Investors were understandably disappointed at the figures posted lasted week by franchise group Spar Group [JSE:SPP]
in its 2011 first half results. Its share took a dive, shedding almost 3%. Under current circumstances perhaps it was too ambitious to expect a solid set of results. The group has been walking a tightrope throughout the recession. It had previously warned of its struggling franchise associates, to the point that last year it started buying back retail outlets from distressed owners who wanted out.
CE Wayne Hook spoke in guarded terms when asked about his outlook for the second half. Of course, food inflation will soon start heading north (as is the case elsewhere worldwide). Hook estimates it will be in the region of 6% to 8% towards year-end. But the real trouble is continued weak consumer spending. Though analysts have been saying the worst is over, on the ground consumers are still cautious when opening their purses. The situation has been distorted by unemployment growth, though retrenchments have somehow subsided. In short, it’s still tough out there.

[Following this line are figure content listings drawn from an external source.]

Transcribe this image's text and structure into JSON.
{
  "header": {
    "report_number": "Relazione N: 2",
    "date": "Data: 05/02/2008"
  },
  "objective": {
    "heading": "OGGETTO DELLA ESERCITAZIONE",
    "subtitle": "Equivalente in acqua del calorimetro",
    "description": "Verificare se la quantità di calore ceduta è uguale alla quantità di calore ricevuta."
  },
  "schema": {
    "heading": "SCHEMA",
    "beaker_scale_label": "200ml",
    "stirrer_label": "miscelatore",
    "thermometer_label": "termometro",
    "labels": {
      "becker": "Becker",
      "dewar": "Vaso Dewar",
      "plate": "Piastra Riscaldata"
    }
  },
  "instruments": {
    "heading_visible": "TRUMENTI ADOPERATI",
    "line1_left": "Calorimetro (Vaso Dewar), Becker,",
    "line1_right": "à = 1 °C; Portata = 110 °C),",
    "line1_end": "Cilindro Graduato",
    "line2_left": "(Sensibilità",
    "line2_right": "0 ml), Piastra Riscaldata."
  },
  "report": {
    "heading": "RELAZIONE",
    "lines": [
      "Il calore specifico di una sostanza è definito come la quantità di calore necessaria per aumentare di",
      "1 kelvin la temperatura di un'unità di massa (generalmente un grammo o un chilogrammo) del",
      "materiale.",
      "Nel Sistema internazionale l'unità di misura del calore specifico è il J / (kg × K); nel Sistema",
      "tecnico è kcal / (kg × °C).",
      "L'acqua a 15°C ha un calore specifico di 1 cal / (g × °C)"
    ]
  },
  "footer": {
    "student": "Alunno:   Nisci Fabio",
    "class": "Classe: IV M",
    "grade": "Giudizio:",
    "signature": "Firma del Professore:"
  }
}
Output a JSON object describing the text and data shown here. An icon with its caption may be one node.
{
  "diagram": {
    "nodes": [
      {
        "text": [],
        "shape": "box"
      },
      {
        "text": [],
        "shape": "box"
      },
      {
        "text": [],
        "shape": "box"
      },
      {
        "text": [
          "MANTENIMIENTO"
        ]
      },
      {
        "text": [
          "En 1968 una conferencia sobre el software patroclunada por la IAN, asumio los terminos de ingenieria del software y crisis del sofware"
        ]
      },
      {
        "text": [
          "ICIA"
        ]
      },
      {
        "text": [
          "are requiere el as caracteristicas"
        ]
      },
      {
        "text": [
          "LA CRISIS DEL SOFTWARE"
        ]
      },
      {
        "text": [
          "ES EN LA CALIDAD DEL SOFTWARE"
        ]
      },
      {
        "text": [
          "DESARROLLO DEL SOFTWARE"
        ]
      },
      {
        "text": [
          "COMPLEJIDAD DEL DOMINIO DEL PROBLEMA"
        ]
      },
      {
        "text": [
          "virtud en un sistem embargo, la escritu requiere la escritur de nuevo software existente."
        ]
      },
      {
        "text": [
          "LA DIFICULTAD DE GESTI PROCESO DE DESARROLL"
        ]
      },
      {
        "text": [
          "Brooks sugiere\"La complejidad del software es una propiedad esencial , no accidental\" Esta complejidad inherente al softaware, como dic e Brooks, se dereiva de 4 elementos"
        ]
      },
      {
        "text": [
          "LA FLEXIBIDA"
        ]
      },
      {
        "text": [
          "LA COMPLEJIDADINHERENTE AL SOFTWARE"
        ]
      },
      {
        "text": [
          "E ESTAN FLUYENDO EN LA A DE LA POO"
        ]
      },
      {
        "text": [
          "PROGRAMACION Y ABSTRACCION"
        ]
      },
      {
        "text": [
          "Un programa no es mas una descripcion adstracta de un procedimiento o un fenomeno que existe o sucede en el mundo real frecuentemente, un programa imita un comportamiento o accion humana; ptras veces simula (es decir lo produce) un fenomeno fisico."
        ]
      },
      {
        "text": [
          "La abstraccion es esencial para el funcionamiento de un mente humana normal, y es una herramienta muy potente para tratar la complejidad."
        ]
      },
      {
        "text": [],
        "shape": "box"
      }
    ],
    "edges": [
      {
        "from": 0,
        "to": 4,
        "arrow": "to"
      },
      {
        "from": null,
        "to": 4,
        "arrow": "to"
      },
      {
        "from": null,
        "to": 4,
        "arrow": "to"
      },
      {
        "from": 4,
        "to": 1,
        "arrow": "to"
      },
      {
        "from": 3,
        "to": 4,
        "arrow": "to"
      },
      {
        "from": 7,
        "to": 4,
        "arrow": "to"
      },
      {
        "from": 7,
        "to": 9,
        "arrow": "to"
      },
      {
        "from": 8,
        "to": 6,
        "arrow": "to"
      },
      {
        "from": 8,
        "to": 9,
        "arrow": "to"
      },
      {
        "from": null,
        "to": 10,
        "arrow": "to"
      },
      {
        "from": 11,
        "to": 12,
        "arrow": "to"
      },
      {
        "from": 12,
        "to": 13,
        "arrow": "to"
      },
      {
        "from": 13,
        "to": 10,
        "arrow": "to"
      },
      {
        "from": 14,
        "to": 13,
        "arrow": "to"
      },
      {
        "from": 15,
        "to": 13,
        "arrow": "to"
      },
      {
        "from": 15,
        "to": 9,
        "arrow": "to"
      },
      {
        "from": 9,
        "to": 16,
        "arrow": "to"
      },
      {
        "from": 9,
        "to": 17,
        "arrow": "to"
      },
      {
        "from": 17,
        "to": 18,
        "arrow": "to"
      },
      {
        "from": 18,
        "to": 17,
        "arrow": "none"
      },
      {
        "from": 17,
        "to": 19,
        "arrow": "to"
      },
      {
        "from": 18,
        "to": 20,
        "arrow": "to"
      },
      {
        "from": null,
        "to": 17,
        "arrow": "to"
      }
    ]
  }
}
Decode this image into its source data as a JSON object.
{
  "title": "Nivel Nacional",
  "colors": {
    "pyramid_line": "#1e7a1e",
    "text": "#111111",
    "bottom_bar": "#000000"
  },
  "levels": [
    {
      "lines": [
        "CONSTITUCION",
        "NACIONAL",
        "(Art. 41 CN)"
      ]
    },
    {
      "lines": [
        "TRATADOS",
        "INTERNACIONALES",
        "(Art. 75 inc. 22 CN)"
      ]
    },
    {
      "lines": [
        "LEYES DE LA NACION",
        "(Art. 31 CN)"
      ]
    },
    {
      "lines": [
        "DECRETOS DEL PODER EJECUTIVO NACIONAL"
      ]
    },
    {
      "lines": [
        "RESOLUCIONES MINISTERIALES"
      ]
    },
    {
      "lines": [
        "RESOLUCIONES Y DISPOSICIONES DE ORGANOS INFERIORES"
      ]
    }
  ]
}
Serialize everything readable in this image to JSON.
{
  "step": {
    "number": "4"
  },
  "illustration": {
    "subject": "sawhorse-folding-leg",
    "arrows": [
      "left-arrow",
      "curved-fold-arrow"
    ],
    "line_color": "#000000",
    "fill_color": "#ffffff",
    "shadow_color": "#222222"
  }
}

Given such iffy conditions, is Spar worth a buy at the moment? The share is perhaps the cheapest of the three major supermarket groups in SA. However, its short-term outlook doesn’t make a strong investment case. Besides difficult market conditions, the group also seems to be slipping into a cost control nightmare. Fuel and electricity costs are a major concern. Plus its investment into the nine retail stores it now owns and commendable entry into building materials wholesaling will take at least a year before yielding any profit. We recommend a hold. Spar has an excellent business model, tried and tested over years. The beauty of a franchise group is that store owners incur their own capital expenditure. Spar built its distribution centres a while ago, which should help it conserve its hard-earned cash in difficult times such as these.